Bernini, O Rapto de Prosérpina |
É um dos mais ricos e simbólicos mitos gregos. Ceres, deusa da agricultura, de onde vem a palavra cereal, tinha uma filha belíssima, Prosérpina. Plutão por ela se apaixonou e a raptou, levando-a como rainha do subsolo. Ceres então vingou-se negando fertilidade à terra até que todos estivessem desesperados de fome.
Esse mito bem ilustra o que vem ocorrendo no Brasil. A deusa Ceres deu ao nosso país tamanha e tão diversificada extensão de terra que cabem aqui, com sobras:
a) a imensa agricultura familiar, que é responsável por 80% dos alimentos que chegam à nossa mesa;
b) o agronegócio, que responde por significativas exportações;
c) uma invejável indústria farmacêutica, vocação adormecida na amazônia, que poderia logo nos libertar da dependência farmacológica em que vivemos;
d) matas paradisíacas de preservação, com imensos parques ecológicos, reservas indígenas reais e áreas de reflorestamento;
e) todo tipo de energia: mineral, hidráulica, solar e eólica, além dos combustíveis que plantamos.

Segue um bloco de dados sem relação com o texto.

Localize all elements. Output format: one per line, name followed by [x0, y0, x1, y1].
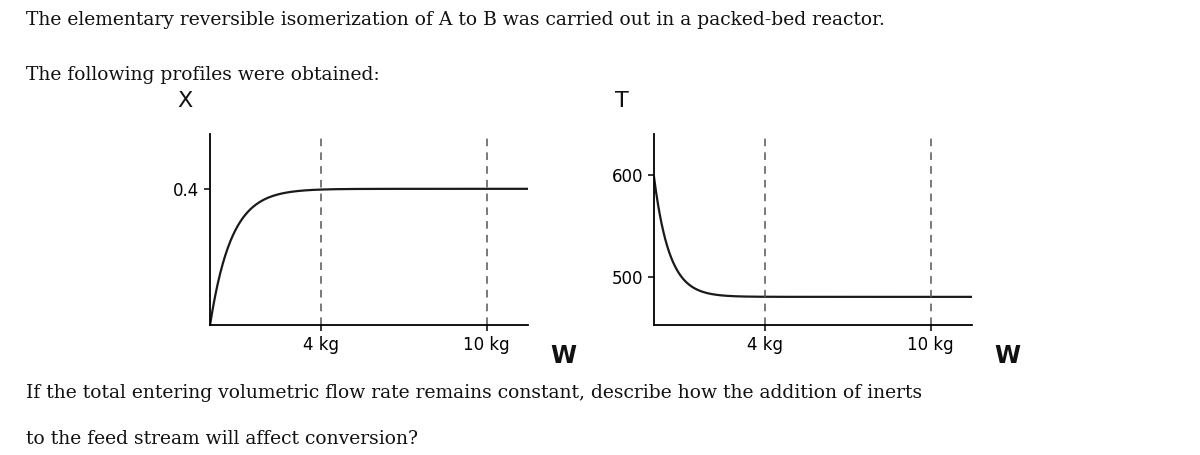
Text: T: T [616, 91, 629, 111]
Text: The elementary reversible isomerization of A to B was carried out in a packed-be: The elementary reversible isomerization … [26, 11, 886, 30]
Text: W: W [995, 344, 1020, 369]
Text: to the feed stream will affect conversion?: to the feed stream will affect conversio… [26, 430, 419, 448]
Text: X: X [176, 91, 192, 111]
Text: W: W [551, 344, 576, 369]
Text: The following profiles were obtained:: The following profiles were obtained: [26, 66, 380, 84]
Text: If the total entering volumetric flow rate remains constant, describe how the ad: If the total entering volumetric flow ra… [26, 384, 923, 403]
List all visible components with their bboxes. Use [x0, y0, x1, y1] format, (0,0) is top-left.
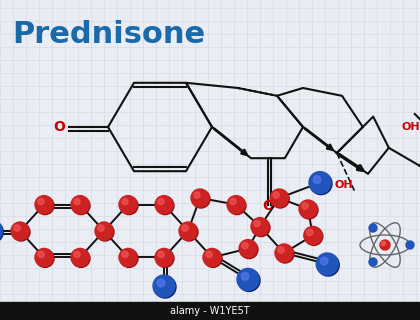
Circle shape: [154, 276, 176, 298]
Circle shape: [36, 196, 54, 215]
Circle shape: [278, 247, 284, 253]
Circle shape: [153, 275, 175, 297]
Circle shape: [254, 220, 260, 227]
Circle shape: [230, 198, 236, 205]
Circle shape: [72, 196, 90, 215]
Circle shape: [317, 254, 339, 276]
Circle shape: [273, 192, 279, 198]
Circle shape: [275, 244, 293, 262]
Circle shape: [71, 248, 89, 266]
Text: alamy - W1YE5T: alamy - W1YE5T: [170, 306, 250, 316]
Circle shape: [304, 227, 322, 244]
Circle shape: [180, 223, 198, 241]
Circle shape: [204, 249, 222, 268]
Circle shape: [155, 196, 173, 214]
Circle shape: [182, 225, 188, 231]
Circle shape: [98, 225, 104, 231]
Circle shape: [155, 248, 173, 266]
Circle shape: [237, 268, 259, 291]
Circle shape: [239, 240, 257, 258]
Circle shape: [192, 190, 210, 208]
Circle shape: [156, 249, 174, 268]
Bar: [70, 53, 350, 267]
Circle shape: [242, 243, 248, 249]
Circle shape: [74, 251, 80, 258]
Circle shape: [305, 228, 323, 245]
Circle shape: [238, 269, 260, 292]
Circle shape: [71, 196, 89, 214]
Circle shape: [72, 249, 90, 268]
Circle shape: [302, 203, 308, 209]
Circle shape: [158, 198, 164, 205]
Circle shape: [38, 198, 44, 205]
Circle shape: [191, 189, 209, 207]
Circle shape: [206, 251, 212, 258]
Circle shape: [299, 200, 317, 218]
Circle shape: [38, 251, 44, 258]
Circle shape: [380, 240, 390, 250]
Circle shape: [158, 251, 164, 258]
Text: OH: OH: [402, 122, 420, 132]
Circle shape: [157, 279, 165, 287]
Circle shape: [381, 242, 386, 245]
Circle shape: [406, 241, 414, 249]
Circle shape: [122, 251, 128, 258]
Circle shape: [252, 219, 270, 236]
Text: OH: OH: [334, 180, 353, 190]
Circle shape: [156, 196, 174, 215]
Circle shape: [11, 222, 29, 240]
Circle shape: [119, 196, 137, 214]
Circle shape: [228, 196, 246, 215]
Circle shape: [300, 201, 318, 219]
Circle shape: [179, 222, 197, 240]
Circle shape: [74, 198, 80, 205]
Circle shape: [240, 241, 258, 259]
Circle shape: [35, 248, 53, 266]
Circle shape: [309, 172, 331, 194]
Circle shape: [35, 196, 53, 214]
Circle shape: [12, 223, 30, 241]
Text: O: O: [262, 199, 274, 213]
Circle shape: [369, 224, 377, 232]
Bar: [0, 302, 420, 320]
Circle shape: [369, 258, 377, 266]
Circle shape: [313, 176, 321, 183]
Circle shape: [251, 218, 269, 236]
Circle shape: [270, 189, 288, 207]
Circle shape: [36, 249, 54, 268]
Circle shape: [122, 198, 128, 205]
Circle shape: [96, 223, 114, 241]
Circle shape: [307, 229, 313, 236]
Circle shape: [194, 192, 200, 198]
Circle shape: [0, 221, 3, 243]
Circle shape: [241, 273, 249, 280]
Text: O: O: [53, 120, 65, 134]
Circle shape: [95, 222, 113, 240]
Circle shape: [316, 253, 338, 275]
Circle shape: [119, 248, 137, 266]
Circle shape: [320, 257, 328, 265]
Bar: [35, 27, 385, 293]
Circle shape: [14, 225, 20, 231]
Circle shape: [276, 245, 294, 263]
Circle shape: [120, 249, 138, 268]
Circle shape: [0, 220, 2, 242]
Circle shape: [271, 190, 289, 208]
Text: Prednisone: Prednisone: [12, 20, 205, 49]
Circle shape: [203, 248, 221, 266]
Circle shape: [310, 172, 332, 195]
Circle shape: [227, 196, 245, 214]
Circle shape: [120, 196, 138, 215]
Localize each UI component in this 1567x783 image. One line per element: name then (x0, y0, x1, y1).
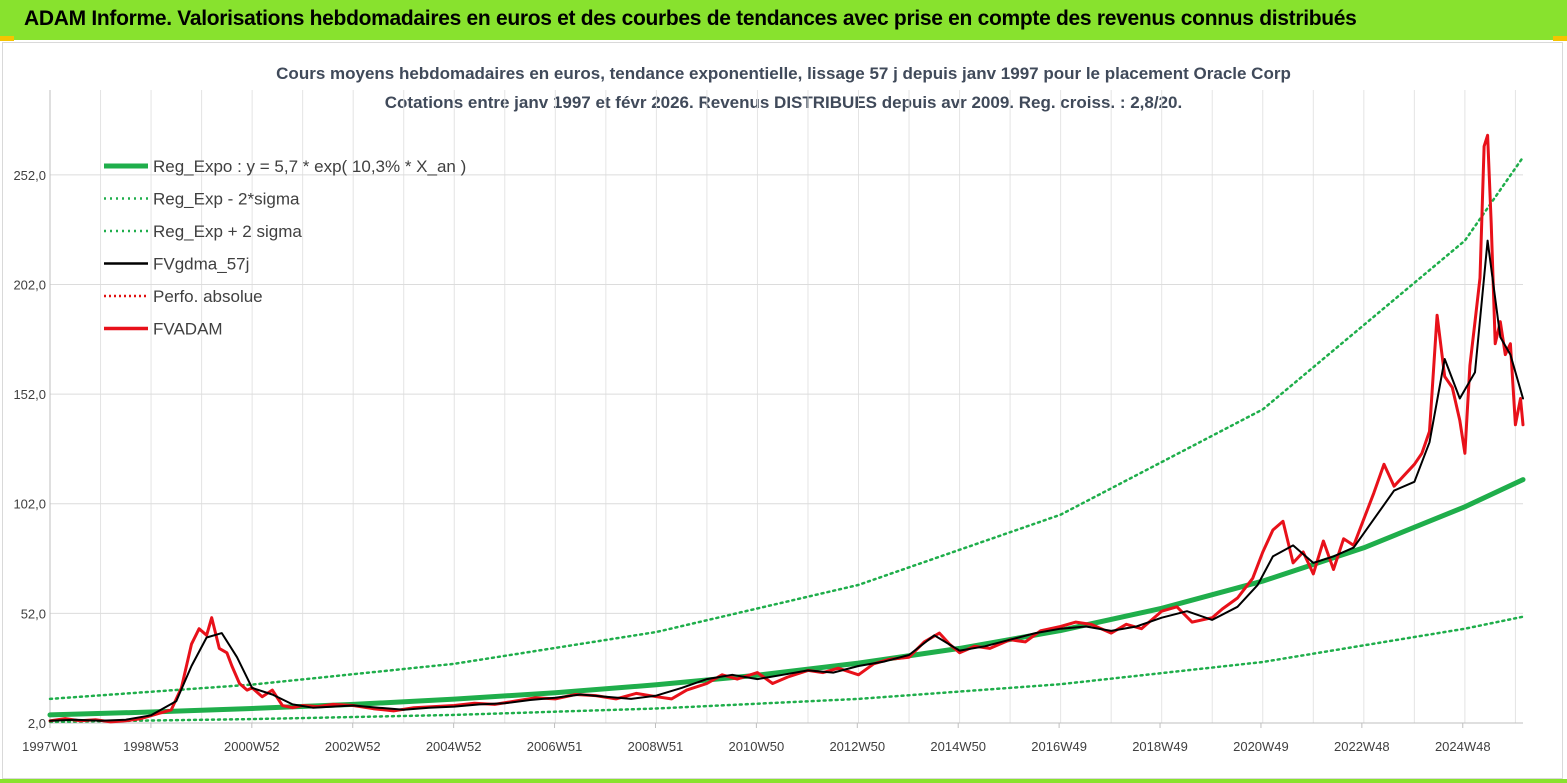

Pero Vaz de Caminha viu que somos uma Prosérpina, uma filha de Ceres, e daí tirou o famoso "em se plantando, tudo dá".
Mas no Brasil a ignorância e os interesses de alguns impedem que o país vença o atraso, e faz o mito prevalecer sobre a realidade.
Falemos dos nocivos China e MST, por exemplo.
Poucos lembram que nos Estados Unidos a reforma agrária foi aprovada por um congresso majoritariamente republicano em 1862 (Homestead Law), e os mesmos EUA agiram para que o Japão fizesse a sua em 1947, como parte do plano Marshall para reerguer aquele país.
Aqui a grande mídia ajuda a demonizar o MST, caracterizando um movimento de 35 anos como criminosos que invadem fazendas produtivas.
Os assentamentos fundiários e a distribuição mais justa da terra são uma urgência para o desenvolvimento do Brasil, uma necessidade reconhecida até pelos governos militares. Veja-se que elaboraram o Estatuto da Terra (1964), e criaram o Instituto Nacional de Colonização e Reforma Agrária (1970).
Seriam esses militates uns terroristas disfarçados? Tudo é possível.
A prática, no entanto, sempre esbarrou na incompreensão, má fé ou ignorância de uma parte de homens do campo, em geral grandes produtores, que não entendem o todo e usam sua influência para agir com a mesma mentalidade escravocrata que atrasou o país no século XIX.
O MST é um movimento socialista. Que medo! Medo? Em todo país democrático há movimentos e partidos socialistas, assim como há liberais e de extrema-direita.
Com 35 anos de história, é claro que a grande mídia vai encontrar um ou outro exemplo de atos irresponsáveis, pessoais ou em grupo, praticados por membros do MST. Mas qualquer um que faça visita a uma ocupação dos sem terra vai se deparar com famílias bem organizadas e assentadas, com seus filhos estudando em escolas dentro dos acampamentos e com enorme produção agrícola livre de agrotóxicos, ecologicanente pensada.
Os Estados Unidos são os maiores concorrentes do Brasil no agronegócio. E enquanto nosso governo cria problemas ideológicos com os BRICS, Trump fecha acordos com a China para matar nossas exportações.
Ao demonizar a China, externamente, e o MST, internamente, golpeamos de forma paradoxal tanto a produção agrícola que exportamos quanto a que produzimos para nosso consumo.
Se a deusa Ceres nos deu as melhores terras do mundo para escolher o que fazer, nós estamos escolhendo mal, agindo como Plutão, raptando a filha dela. O mito se realiza, e tantos erros vão certamente provocar a ira dessa deusa Ceres.
E com ela virá a fome para todos.
Mas vamos dar um crédito a esse governo: talvez o projeto seja fazer do Brasil um futuro grande importador de alimentos.
Sem problemas, pagaremos com o nióbio.
Faltou contar como termina o mito, que tem final feliz. Prosérpina dá início às quatro estações do ano, repartindo seu tempo entre os deuses que mais a amam, Ceres e Plutão. Assim também por aqui um dia uma democracia mais inteligente vai se impor.